Shell sort: insertion sort with diminishing gaps.
Achieves better than O(n²) for most gap sequences.
"""
n = len(arr)
gap = n // 2
while gap > 0:
for i in range(gap, n):
key = arr[i]
j = i
while j >= gap and arr[j - gap] > key:
arr[j] = arr[j - gap]
j -= gap
arr[j] = key
gap //= 2
return arr
Practical Implementation Examples
Sorting Objects by Property
from dataclasses import dataclass
from typing import List, Callable, Any
@dataclass
class Task:
name: str
priority: int
created_at: float
def insertion_sort_by(arr: List[Any], key: Callable) -> List[Any]:
"""
Generic insertion sort with key function for custom ordering.
"""
for i in range(1, len(arr)):
current = arr[i]
current_key = key(current)
j = i - 1
while j >= 0 and key(arr[j]) > current_key:
arr[j + 1] = arr[j]
j -= 1
arr[j + 1] = current
return arr
# Sort tasks by priority
tasks = [
Task("Deploy", 2, 1000),
Task("Hotfix", 1, 1001),
Task("Refactor", 3, 999),
]
sorted_tasks = insertion_sort_by(tasks, key=lambda t: t.priority)
Hybrid Quicksort with Insertion Sort
Production implementations switch to insertion sort for small subarrays:
def hybrid_quicksort(arr, low=0, high=None, threshold=16):
"""
Quicksort that switches to insertion sort for small subarrays.
This is how real-world sorting implementations work.
"""
if high is None:
high = len(arr) - 1
if high - low < threshold:
# Use insertion sort for small subarrays
for i in range(low + 1, high + 1):
key = arr[i]
j = i - 1
while j >= low and arr[j] > key:
arr[j + 1] = arr[j]
j -= 1
arr[j + 1] = key
return arr
# Standard quicksort partitioning
pivot = arr[high]
i = low - 1
for j in range(low, high):
if arr[j] <= pivot:
i += 1
arr[i], arr[j] = arr[j], arr[i]
arr[i + 1], arr[high] = arr[high], arr[i + 1]
pivot_pos = i + 1
hybrid_quicksort(arr, low, pivot_pos - 1, threshold)
hybrid_quicksort(arr, pivot_pos + 1, high, threshold)
return arr
The threshold of 16 is common in practice—small enough that insertion sort’s O(n²) doesn’t hurt, large enough to avoid quicksort’s recursion overhead.
Conclusion
Insertion sort occupies a specific niche in the sorting algorithm landscape.
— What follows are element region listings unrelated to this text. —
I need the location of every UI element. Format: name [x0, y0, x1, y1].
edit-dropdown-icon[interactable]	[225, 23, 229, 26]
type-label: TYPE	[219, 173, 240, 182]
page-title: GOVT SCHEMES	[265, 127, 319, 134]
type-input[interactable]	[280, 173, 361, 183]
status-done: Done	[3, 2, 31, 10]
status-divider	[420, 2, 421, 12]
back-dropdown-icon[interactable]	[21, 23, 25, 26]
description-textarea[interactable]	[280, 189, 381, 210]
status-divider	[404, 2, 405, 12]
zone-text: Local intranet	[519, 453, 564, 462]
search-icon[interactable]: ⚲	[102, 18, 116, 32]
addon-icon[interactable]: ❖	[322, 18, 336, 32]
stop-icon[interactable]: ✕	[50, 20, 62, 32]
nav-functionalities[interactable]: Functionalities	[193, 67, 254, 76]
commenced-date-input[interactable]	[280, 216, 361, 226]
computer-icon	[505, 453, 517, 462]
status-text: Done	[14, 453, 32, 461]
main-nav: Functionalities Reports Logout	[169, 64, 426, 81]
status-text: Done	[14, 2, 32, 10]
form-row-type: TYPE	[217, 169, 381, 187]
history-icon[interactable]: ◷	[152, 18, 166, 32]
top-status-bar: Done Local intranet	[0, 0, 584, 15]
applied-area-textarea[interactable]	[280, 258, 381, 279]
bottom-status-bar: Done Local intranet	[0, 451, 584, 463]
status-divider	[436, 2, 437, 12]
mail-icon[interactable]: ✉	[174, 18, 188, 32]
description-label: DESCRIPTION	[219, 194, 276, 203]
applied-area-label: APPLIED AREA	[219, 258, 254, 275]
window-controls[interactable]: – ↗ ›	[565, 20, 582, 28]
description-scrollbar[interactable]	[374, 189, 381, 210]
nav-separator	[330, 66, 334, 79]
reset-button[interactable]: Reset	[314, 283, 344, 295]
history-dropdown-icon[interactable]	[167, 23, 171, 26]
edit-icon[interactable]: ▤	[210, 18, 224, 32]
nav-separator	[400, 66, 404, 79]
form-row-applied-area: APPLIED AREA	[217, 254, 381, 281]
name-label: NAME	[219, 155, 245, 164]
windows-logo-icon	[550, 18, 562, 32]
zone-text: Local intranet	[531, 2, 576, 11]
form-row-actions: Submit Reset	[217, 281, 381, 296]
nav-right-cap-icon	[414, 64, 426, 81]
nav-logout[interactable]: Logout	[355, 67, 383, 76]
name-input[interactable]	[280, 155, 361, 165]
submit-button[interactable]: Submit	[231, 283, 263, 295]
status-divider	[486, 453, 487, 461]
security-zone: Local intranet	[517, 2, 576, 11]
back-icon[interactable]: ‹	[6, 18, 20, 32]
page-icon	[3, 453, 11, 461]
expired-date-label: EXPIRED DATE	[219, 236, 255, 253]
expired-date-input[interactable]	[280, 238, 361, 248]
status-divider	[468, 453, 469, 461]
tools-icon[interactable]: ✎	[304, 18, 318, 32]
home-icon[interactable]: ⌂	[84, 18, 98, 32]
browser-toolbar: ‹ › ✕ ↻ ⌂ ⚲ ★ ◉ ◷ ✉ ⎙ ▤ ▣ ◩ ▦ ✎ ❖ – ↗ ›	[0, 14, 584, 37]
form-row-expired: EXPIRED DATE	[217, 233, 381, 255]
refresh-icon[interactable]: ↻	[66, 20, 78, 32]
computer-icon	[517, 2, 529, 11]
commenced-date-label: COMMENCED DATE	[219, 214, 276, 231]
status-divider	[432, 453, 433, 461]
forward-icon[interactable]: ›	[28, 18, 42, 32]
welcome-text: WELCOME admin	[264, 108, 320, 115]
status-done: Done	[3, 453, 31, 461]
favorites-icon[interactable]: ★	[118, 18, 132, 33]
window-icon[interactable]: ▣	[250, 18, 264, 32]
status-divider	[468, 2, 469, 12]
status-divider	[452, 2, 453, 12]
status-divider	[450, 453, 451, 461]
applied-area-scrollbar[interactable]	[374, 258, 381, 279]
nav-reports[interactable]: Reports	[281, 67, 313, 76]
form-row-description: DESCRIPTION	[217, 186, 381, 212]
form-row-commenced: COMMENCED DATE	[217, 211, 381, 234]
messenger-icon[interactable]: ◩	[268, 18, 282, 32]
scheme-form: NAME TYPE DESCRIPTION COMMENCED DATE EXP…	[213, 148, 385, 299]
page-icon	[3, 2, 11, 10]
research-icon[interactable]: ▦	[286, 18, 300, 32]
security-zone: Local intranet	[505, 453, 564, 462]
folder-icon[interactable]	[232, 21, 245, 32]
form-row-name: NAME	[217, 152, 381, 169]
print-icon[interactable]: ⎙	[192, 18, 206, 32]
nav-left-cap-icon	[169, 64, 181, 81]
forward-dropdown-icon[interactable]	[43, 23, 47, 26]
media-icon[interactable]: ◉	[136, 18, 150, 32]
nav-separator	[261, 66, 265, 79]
It’s not the fastest general-purpose algorithm, but it excels in scenarios that play to its strengths: small datasets, nearly-sorted data, streaming input, and memory-constrained environments.
The algorithm’s simplicity makes it easy to implement correctly, modify for custom requirements, and reason about. Its use in hybrid sorting algorithms demonstrates that even “slow” algorithms have their place in production systems.
When choosing a sorting algorithm, consider your data characteristics. If you’re maintaining a sorted list with occasional insertions, insertion sort is optimal. If you’re sorting large random datasets, look to merge sort or quicksort. Understanding when each tool fits is what separates competent engineers from those who just memorize Big-O notation.